Um braço robótico com scanner

Fora acho que [caixa]

É um conto de dois espaços em dois mundos diferentes. Pense que [box] é uma instalação de ponta e é tão boa quanto fica em um campus adorável. Cerca de quinze minutos de distância do think box é o Colégio de Design Early College High School, uma escola secundária que atende 220 jovens em situação de risco. Eu tive uma turnê de Eric Juli, o diretor da escola, e Sean Wheeler, um educador que se juntou à equipe no outono e que tem desenvolvido programas Maker em escolas na área de Cleveland.

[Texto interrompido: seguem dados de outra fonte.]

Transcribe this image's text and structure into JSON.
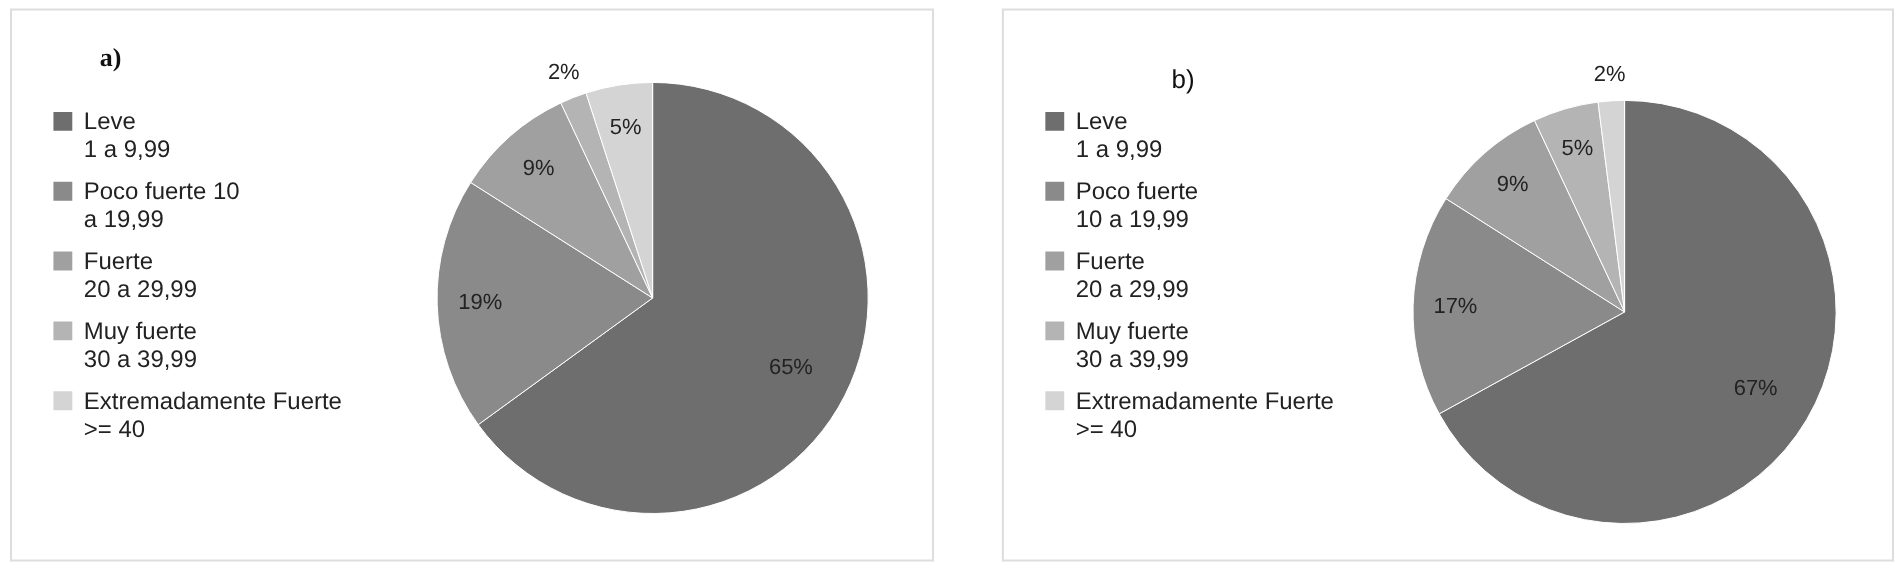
{
  "chart_data": [
    {
      "type": "pie",
      "title": "a)",
      "categories": [
        "Leve\n1 a 9,99",
        "Poco fuerte 10\na 19,99",
        "Fuerte\n20 a 29,99",
        "Muy fuerte\n30 a 39,99",
        "Extremadamente Fuerte\n>= 40"
      ],
      "values": [
        65,
        19,
        9,
        2,
        5
      ],
      "colors": [
        "#6e6e6e",
        "#8a8a8a",
        "#a0a0a0",
        "#b4b4b4",
        "#d4d4d4"
      ],
      "value_labels": [
        "65%",
        "19%",
        "9%",
        "2%",
        "5%"
      ],
      "legend": "left"
    },
    {
      "type": "pie",
      "title": "b)",
      "categories": [
        "Leve\n1 a 9,99",
        "Poco fuerte\n10 a 19,99",
        "Fuerte\n20 a 29,99",
        "Muy fuerte\n30 a 39,99",
        "Extremadamente Fuerte\n>= 40"
      ],
      "values": [
        67,
        17,
        9,
        5,
        2
      ],
      "colors": [
        "#6e6e6e",
        "#8a8a8a",
        "#a0a0a0",
        "#b4b4b4",
        "#d4d4d4"
      ],
      "value_labels": [
        "67%",
        "17%",
        "9%",
        "5%",
        "2%"
      ],
      "legend": "left"
    }
  ]
}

A instalação em si, construída na década de 1960, foi projetada como uma prisão onde um escritório central poderia supervisionar todas as salas de aula e atividades em um bloco principal. Esse escritório central é onde o novo espaço de trabalho está indo. Eles não têm muito dinheiro, então estão encontrando a melhor maneira de construir coisas baratas.

A Design Lab School foi construída nos anos 60.

Wheeler soube que uma empresa local tinha muitos paletes de madeira e disse que a escola estava disposta a levá-los, mais de 100 deles. Juli decidiu empilhá-los no refeitório, bem no meio da escola e intencionalmente colocá-los onde todos pudessem vê-los - e vê-los começar a ser usados. Os alunos usaram as paletes para construir uma plataforma para o Festival de Ingenuidade local este ano, um projeto que exigia que aprendessem carpintaria, mas também habilidades de design e colaboração.

Plataforma feita de paletes

Conheci Zuri, um estudante que passou tanto tempo no escritório do diretor no ano passado que reconheceu que o diretor Juli precisava de um portão na entrada de seu escritório. Trabalhando com a madeira de paletes, Zuri estava construindo o portão.

Por todas as contas, Zuri enfrenta muitos desafios quando jovem. Ele fala com relutância, com cautela, mas mantém seu foco em seu trabalho. Wheeler levou Zuri a uma loja de marcenaria local chamada Soulcraft para uma oficina de sábado, onde ele começou a trabalhar em uma mesa de cabeceira para seu quarto. Zuri observou como trabalhar com madeira que não era de um palete era muito mais fácil e satisfatório. Estes são pequenos passos para Zuri, explicou Juli, mas representa um enorme progresso. Outro estudante, Carrionn, veio nos mostrar uma xícara que ele tinha impresso em 3D. Ele só aprendeu sobre impressão 3D e já Carrionn estava se gabando sobre o que ele poderia fazer.

Diretor Eric Juli

Juli acredita em aprender fazendo e projetou a escola em torno disso. "Eu quero que as crianças que trabalham no mundo real sejam importantes", disse Juli. “Eu vejo fazer como um veículo para desenvolver a mentalidade e habilidades para os alunos do ensino médio de primeira geração para ter sucesso.” Ele explicou que terminar o ensino médio é realmente “vida ou morte” para essas crianças porque não há realmente nenhum meio de vida para aqueles que don ' t terminar a escola. "Eu estou apostando que fazer dá as crianças a propriedade sobre suas vidas", acrescentou. "Eles podem se tornar membros de uma comunidade que está construindo, cuidando, contribuindo".

Carrionn, Zuri e Sean Wheeler

Existem alguns recursos disponíveis no Design Lab, mas certamente não são comparáveis ​​a espaços em escolas particulares ou lugares como o think [box]. Enquanto o Movimento Maker se beneficia de grandes apostas em espaços como o think [box], ele precisa de muito mais pequenas apostas feitas em escolas do centro da cidade, como o Design Lab, que poderia ter um retorno ainda maior.